Open snab opened 3 months ago

snab commented 3 months ago

Hi, I have a docket-setup of Graylog in my home lab. I was playing with it for some time, switched it then off. Before I restarted it the next time the selfmade certificates of the datanode expired. Now Graylog does not come up again. Here an quote from the log:

INFO [OpensearchProcessImpl] [2024-03-09T13:14:24,051][WARN ][o.o.h.AbstractHttpServerTransport] [opensearch] caught exception while handling client http traffic, closing connection Netty4HttpChannel{localAddress=/172.18.0.2:9200, remoteAddress=/172.18.0.4:47170} datanode_1 | 2024-03-09T13:14:24.053Z INFO [OpensearchProcessImpl] io.netty.handler.codec.DecoderException: javax.net.ssl.SSLHandshakeException: Received fatal alert: certificate_unknown

I think the mechanism to rotate the certs on it's own does only work when Graylog is up and running - but is it not starting here. It's a bit sad not to consider this case.

My suggested fix would be to check the certs during startup and rotate if necessary during startup.

cheers, Snab

j3k0 commented 4 weeks ago

I might have this issue. How to solve it?

FingerlessGlov3s commented 3 weeks ago

I have the same problem due to the short certificate times, my mongo db died, and when I came to fix it, I think the process that automaticly renews it then didn't happen, and now I can't get the stack back up.

I can't find any documentation that tells you how to manually renew the certificate when using a built in CA. Just how to do the initial setup.

j3k0 commented 3 weeks ago

Happened to me twice that I had to ditch the DB and start fresh (after a few days trying...). Recovery from problems isn't easy.

So I made a mongodump to save inputs, searches and dashboards. Then restored them after a full reset. I recently found out you can also export those into a "content pack" (System -> Content Pack).

The logs are lost, but it's OK if that only happens from time to time.

FingerlessGlov3s commented 3 weeks ago

I finally managed to fix it. Well a workaround.

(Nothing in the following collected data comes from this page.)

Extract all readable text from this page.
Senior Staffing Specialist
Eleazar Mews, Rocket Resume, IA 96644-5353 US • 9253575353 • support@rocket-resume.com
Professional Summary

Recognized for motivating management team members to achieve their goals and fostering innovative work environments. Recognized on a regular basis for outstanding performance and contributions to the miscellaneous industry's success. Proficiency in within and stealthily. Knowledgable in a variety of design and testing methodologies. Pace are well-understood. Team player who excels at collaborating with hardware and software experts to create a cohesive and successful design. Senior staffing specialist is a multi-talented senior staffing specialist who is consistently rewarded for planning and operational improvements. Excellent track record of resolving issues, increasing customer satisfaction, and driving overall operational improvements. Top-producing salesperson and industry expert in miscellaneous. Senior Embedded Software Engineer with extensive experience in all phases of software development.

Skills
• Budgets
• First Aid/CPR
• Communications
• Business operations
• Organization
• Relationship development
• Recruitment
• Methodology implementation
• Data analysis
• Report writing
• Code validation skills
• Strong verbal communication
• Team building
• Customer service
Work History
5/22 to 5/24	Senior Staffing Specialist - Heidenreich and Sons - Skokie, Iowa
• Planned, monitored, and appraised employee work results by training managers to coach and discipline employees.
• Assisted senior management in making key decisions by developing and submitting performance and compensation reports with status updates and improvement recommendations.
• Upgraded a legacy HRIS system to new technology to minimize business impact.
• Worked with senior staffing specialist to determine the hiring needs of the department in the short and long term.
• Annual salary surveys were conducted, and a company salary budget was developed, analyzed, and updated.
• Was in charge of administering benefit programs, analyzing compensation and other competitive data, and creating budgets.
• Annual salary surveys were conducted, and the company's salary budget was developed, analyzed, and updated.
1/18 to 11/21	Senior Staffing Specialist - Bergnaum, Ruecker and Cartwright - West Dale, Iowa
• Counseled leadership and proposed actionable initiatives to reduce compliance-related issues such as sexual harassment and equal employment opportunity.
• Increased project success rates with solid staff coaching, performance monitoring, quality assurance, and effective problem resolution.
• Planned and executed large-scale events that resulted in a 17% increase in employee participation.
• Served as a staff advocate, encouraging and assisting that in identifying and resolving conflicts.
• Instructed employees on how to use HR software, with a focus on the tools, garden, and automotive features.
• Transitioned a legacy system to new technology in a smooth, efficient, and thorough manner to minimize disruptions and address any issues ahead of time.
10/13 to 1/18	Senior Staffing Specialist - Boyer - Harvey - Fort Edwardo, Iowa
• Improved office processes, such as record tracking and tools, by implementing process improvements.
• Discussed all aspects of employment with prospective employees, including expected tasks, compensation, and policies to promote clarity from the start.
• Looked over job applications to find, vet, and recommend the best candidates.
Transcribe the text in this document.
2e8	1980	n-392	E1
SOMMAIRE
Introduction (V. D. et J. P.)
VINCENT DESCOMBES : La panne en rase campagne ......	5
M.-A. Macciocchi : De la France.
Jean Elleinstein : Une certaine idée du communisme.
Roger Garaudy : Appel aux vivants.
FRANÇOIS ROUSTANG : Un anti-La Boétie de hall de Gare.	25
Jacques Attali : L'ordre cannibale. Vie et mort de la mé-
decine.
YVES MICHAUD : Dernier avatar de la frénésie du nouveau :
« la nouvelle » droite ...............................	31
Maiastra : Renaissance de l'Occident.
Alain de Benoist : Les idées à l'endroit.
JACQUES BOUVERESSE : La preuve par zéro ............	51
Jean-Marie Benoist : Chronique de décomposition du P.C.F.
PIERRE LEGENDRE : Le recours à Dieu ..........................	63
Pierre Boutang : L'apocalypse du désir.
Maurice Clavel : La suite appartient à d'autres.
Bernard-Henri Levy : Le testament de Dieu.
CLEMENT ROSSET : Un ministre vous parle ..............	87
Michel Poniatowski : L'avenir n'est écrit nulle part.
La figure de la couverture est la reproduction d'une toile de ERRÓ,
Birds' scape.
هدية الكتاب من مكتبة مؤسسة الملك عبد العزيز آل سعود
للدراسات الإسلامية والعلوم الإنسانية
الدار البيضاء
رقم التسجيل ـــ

I connected to the datanode https API instance on port 9200, to check when the certificate expired. Stopped the containers. I then disabled NTP on the host and then set the time on the server to one day before the expiry. Started all the containers, 3-4 minutes later, I went to 9200 again and could see the certificate had renewed. Luckily I didn't need to repeat this process again with an interim date, as the new certs date range included todays date, as it only expired 20 days ago. I then stopped the containers, renabled ntp again, which brought the date back to current. Started containers and then it all worked again.

Hopefully you get this problem again or someone else does, they can try the above workaround. A proper fix would indeed be better though, like a force renew command or something to temporary disable the cert check, so it can get in and renew it via the APIs, it doesn't trust due to the date being wrong.

todvora commented 1 week ago

Hi everyone, I just wanted to let you know that I am working on a better way of certificate renewal with your problems in my mind. Thanks for your feedback and reports!

Best regards, Tomas